Perspectives

L'armement de l'Ukraine par les Etats-Unis et le danger d'une Troisième Guerre mondiale

Le World Socialist Web Sitecondamne sans équivoque le projet en cours du gouvernement Obama visant à équiper, à hauteur de milliards de dollars, le régime ukrainien d'extrême-droite avec des armes de pointe. Ce plan risque de déclencher un conflit direct entre les Etats-Unis et la Russie, deux puissances possédant l'arme nucléaire, et de provoquer une Troisième Guerre mondiale.

Les discussions sur la fourniture d'armes au gouvernement de Kiev, soutenu par l'Occident, se tiennent au moment où l'offensive lancée le mois dernier contre l'est de l’Ukraine par le président ukrainien Petro Poroshenko subit des revers. Selon le New York Times de lundi, « après une série de revers frappants subis ces dernières semaines par les forces de l'Ukraine, le gouvernement Obama porte un regard neuf sur la question de l'aide militaire. »

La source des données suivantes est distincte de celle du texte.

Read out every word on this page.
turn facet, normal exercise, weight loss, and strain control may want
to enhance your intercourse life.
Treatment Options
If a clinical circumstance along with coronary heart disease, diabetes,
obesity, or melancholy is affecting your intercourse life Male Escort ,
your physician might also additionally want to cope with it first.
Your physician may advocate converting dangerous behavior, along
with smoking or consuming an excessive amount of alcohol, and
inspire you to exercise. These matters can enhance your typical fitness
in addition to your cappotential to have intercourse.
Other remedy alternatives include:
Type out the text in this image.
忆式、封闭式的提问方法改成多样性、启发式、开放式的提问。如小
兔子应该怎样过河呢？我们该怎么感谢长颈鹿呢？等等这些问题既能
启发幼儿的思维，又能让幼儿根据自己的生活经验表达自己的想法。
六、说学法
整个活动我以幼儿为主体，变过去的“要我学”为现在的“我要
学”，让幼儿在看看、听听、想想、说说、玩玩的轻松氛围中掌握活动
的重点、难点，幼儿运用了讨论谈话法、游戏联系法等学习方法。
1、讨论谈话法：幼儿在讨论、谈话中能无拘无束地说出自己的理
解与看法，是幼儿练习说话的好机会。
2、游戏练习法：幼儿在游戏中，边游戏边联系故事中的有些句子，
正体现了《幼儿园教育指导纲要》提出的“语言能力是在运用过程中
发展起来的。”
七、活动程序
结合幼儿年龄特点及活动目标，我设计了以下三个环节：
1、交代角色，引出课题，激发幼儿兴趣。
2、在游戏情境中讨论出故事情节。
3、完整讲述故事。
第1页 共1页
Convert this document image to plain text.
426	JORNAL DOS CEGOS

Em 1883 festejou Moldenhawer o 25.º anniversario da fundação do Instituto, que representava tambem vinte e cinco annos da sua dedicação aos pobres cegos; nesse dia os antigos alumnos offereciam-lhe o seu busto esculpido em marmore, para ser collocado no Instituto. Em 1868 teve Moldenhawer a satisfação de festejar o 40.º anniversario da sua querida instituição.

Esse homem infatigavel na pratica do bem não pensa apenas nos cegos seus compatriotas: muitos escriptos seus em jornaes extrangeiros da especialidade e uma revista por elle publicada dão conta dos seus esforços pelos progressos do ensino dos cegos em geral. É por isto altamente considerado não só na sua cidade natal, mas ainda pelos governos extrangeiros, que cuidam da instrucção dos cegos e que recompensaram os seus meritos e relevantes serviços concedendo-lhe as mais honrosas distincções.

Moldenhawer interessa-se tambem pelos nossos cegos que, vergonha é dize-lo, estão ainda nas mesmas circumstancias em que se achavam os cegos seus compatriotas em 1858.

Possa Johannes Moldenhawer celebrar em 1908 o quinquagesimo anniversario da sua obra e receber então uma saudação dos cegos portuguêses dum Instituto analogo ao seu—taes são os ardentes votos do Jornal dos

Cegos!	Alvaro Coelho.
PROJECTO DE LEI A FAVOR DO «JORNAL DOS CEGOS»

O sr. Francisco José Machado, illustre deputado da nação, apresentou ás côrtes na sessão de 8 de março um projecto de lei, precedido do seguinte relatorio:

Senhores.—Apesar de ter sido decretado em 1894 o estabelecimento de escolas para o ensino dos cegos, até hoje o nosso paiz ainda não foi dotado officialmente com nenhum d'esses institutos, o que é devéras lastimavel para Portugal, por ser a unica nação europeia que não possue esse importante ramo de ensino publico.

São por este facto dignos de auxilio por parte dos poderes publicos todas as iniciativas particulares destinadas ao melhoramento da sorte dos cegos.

Washington a déjà envoyé des instructeurs militaires en Ukraine et promis 350 millions de dollars d'aide militaire « non létale » à Kiev. A présent, écrit le Times, les hauts représentants de l'administration Obama sont de plus en plus unis sur « un rapport indépendant (…) de huit anciens hauts responsables américains, qui exhortent le gouvernement américain à envoyer pour 3 milliards de dollars d'armes et d'équipement défensif à l'Ukraine ». Ce financement fournirait au régime de Kiev des « missiles antichar, des drones de reconnaissance, des Humvees blindés, et des radars capables de localiser les tirs de roquette et d'artillerie de l'ennemi. »

Cette escalade irresponsable est ourdie par une cabale criminelle de responsables gouvernementaux, d'agents militaires et du renseignement et de groupes de réflexion qui leurs sont liés, parmi lesquels la Brookings Institution. Elle est dictée par les intérêts de l'oligarchie industrielle et financière qui, dans sa poursuite de l’hégémonie mondiale, met en péril l'avenir même de la civilisation humaine.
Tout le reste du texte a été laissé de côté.